Startup scPharmaceuticals snags $16M for self-dosed injectables

The SenseCore Minipump--Courtesy of scPharmaceuticals

Lexington, MA's scPharmaceuticals has had an interesting trip to its Series A. After SpringLeaf, a venture-backed biotech working to develop a wearable pump for biologics, burned through its financing without ever making it into the clinic, management regrouped, eyeing a similar goal but with simpler technology and launching a new company last year. Their early work was promising enough to convince 5AM Ventures and Lundbeckfond Ventures, and now scPharmaceuticals is striking out with $16 million and a plot to succeed where SpringLeaf failed.

The biotech's potential centers on a technology called SenseCore, developed by Switzerland's Sensile Medical and promising to allow for the convenient subcutaneous delivery of injectable drugs without the need for hospitalization. Using the micropump, scPharmaceuticals is developing a drug-device combo using a novel formulation of the long-generic cardio treatment furosemide, which, at the high doses needed to treat heart failure, is currently only available via IV. Secondly, the biotech is working up a SenseCore-paired cephalosporin antibiotic, looking to provide a convenient alternative to intramuscular and intravenous dosing.

And ​scPharmaceuticals CEO Pieter Muntendam, who spent a year at the helm of SpringLeaf, said his new company's pitch is a simple one: Self-administering common injectable drugs would cut back on emergency room visits and hospital admissions, which reduces costs for payers, providers and patients alike. SpringLeaf bit the dust with a similar value proposition, of course, but Muntendam said his new venture learned from that company's mistakes and is working with a more cost-effective device.

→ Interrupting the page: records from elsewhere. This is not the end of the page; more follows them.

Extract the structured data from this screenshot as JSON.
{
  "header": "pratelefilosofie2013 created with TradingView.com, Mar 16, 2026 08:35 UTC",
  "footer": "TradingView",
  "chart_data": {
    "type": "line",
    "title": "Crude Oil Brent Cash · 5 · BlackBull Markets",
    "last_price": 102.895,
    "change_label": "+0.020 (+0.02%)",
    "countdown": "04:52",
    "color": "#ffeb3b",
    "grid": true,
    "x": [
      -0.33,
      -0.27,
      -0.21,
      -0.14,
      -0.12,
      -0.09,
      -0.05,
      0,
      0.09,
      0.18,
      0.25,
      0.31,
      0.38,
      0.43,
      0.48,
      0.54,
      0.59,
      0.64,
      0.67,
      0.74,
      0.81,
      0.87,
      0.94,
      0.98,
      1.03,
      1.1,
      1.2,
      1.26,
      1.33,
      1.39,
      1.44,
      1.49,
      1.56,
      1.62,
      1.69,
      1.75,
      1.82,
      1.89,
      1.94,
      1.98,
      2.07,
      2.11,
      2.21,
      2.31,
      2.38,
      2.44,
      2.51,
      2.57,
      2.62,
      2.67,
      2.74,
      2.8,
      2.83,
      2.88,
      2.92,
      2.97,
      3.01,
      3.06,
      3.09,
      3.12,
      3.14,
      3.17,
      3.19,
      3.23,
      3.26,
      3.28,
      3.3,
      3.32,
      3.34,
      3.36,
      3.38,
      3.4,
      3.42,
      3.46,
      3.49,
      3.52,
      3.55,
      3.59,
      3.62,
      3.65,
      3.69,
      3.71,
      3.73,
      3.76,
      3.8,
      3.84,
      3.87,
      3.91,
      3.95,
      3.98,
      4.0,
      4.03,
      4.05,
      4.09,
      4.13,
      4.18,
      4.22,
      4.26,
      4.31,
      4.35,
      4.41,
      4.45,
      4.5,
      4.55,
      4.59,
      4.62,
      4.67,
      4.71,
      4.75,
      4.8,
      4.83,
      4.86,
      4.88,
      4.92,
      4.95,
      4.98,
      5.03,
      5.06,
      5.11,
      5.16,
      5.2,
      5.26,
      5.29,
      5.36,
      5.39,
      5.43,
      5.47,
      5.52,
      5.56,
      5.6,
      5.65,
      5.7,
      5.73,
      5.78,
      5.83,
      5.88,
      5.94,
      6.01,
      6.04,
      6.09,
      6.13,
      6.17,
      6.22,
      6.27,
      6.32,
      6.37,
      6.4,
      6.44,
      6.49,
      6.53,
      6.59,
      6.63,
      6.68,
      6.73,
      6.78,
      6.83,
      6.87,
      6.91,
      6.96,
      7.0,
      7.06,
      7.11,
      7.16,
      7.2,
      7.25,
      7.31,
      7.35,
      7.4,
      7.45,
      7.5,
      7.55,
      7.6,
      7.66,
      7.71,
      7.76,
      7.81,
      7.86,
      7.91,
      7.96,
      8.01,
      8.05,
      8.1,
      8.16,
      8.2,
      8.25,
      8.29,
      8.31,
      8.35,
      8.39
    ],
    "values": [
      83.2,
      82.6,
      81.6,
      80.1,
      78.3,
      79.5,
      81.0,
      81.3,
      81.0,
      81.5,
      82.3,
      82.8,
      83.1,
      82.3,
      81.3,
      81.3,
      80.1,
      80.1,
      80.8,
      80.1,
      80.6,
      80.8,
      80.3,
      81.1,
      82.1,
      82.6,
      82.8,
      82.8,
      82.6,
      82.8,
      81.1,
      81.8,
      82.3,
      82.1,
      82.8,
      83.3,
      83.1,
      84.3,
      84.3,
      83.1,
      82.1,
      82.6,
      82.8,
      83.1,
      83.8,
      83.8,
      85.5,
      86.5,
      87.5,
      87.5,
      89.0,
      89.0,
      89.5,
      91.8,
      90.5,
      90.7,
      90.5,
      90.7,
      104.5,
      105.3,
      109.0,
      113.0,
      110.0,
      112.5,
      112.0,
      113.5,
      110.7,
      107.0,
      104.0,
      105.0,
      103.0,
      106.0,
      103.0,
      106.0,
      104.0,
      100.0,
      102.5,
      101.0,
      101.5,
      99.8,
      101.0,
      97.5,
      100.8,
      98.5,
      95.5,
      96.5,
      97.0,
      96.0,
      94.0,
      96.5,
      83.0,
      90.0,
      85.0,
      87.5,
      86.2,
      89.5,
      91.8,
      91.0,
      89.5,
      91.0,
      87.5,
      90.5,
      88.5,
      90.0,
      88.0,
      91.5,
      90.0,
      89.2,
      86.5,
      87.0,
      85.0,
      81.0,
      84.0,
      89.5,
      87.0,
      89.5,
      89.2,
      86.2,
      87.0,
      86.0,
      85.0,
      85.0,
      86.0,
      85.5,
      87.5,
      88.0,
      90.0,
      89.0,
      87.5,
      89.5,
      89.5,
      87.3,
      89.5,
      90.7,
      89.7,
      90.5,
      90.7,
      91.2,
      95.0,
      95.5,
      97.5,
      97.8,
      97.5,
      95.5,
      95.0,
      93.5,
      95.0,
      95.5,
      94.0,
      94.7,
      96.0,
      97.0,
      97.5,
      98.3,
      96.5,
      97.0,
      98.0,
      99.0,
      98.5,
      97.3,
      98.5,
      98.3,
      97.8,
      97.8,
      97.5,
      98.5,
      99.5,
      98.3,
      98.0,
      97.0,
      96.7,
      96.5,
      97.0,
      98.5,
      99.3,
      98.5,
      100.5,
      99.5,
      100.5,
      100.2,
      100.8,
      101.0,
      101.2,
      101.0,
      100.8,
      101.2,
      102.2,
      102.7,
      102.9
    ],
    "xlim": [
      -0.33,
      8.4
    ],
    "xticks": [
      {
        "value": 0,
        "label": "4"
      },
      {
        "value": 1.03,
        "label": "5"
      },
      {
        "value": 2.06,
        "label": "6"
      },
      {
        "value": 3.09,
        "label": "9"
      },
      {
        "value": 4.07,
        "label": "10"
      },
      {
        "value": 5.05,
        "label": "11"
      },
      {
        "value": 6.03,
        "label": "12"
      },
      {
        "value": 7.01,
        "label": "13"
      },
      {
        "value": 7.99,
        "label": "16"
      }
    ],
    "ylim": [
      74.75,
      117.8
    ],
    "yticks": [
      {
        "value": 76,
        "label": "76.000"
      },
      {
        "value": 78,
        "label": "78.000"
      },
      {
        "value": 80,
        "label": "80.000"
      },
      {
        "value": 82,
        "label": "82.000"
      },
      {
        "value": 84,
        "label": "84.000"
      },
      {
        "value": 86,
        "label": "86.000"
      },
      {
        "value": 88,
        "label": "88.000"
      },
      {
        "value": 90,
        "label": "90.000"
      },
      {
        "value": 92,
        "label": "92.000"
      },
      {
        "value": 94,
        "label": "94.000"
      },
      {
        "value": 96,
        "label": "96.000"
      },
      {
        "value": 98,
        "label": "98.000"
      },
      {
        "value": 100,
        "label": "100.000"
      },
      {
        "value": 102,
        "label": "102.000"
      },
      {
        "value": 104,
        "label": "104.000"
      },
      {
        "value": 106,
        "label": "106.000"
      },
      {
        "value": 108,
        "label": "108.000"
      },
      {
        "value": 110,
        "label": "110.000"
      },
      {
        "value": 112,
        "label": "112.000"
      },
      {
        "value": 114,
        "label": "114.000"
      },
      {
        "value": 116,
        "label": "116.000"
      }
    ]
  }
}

"From the payer perspective, this is lower than the replacement cost," Muntendam told FierceBiotech. "You actually take money out of the system while making things easier and more comfortable for patients."

The SenseCore system is a dime-sized, two-component piece of plastic that eschews expanding batteries, gas-releasing pumps and drug-pushing springs in favor of a simple rotating shaft. The electronic device pairs a reusable power source with a needle-insertion mechanism that doubles disposable drug container, designed with the patient in mind to allow for at-home dosing. It's the product "beautiful, precision engineering" that serves as an example of "why the Swiss are such great watchmakers," Muntendam said.

Now, after a successful meeting with the FDA, scPharmaceuticals is planning to get its furosemide candidate into the clinic later this year, planning the same fate for its antibiotic while keeping its eye out for other established therapies that could benefit from the SenseCore treatment, Muntendam said.

"When I first got into the pharmaceutical industry in the '80s, we expected most of the drugs we knew would be replaced at some point," he said, but tried-and-trues like statins and aspirin have endured and remain cornerstone treatments. "Now, if we can make them easier to use, safer to use, more comfortable to use, we can probably get even more of a life cycle out of them."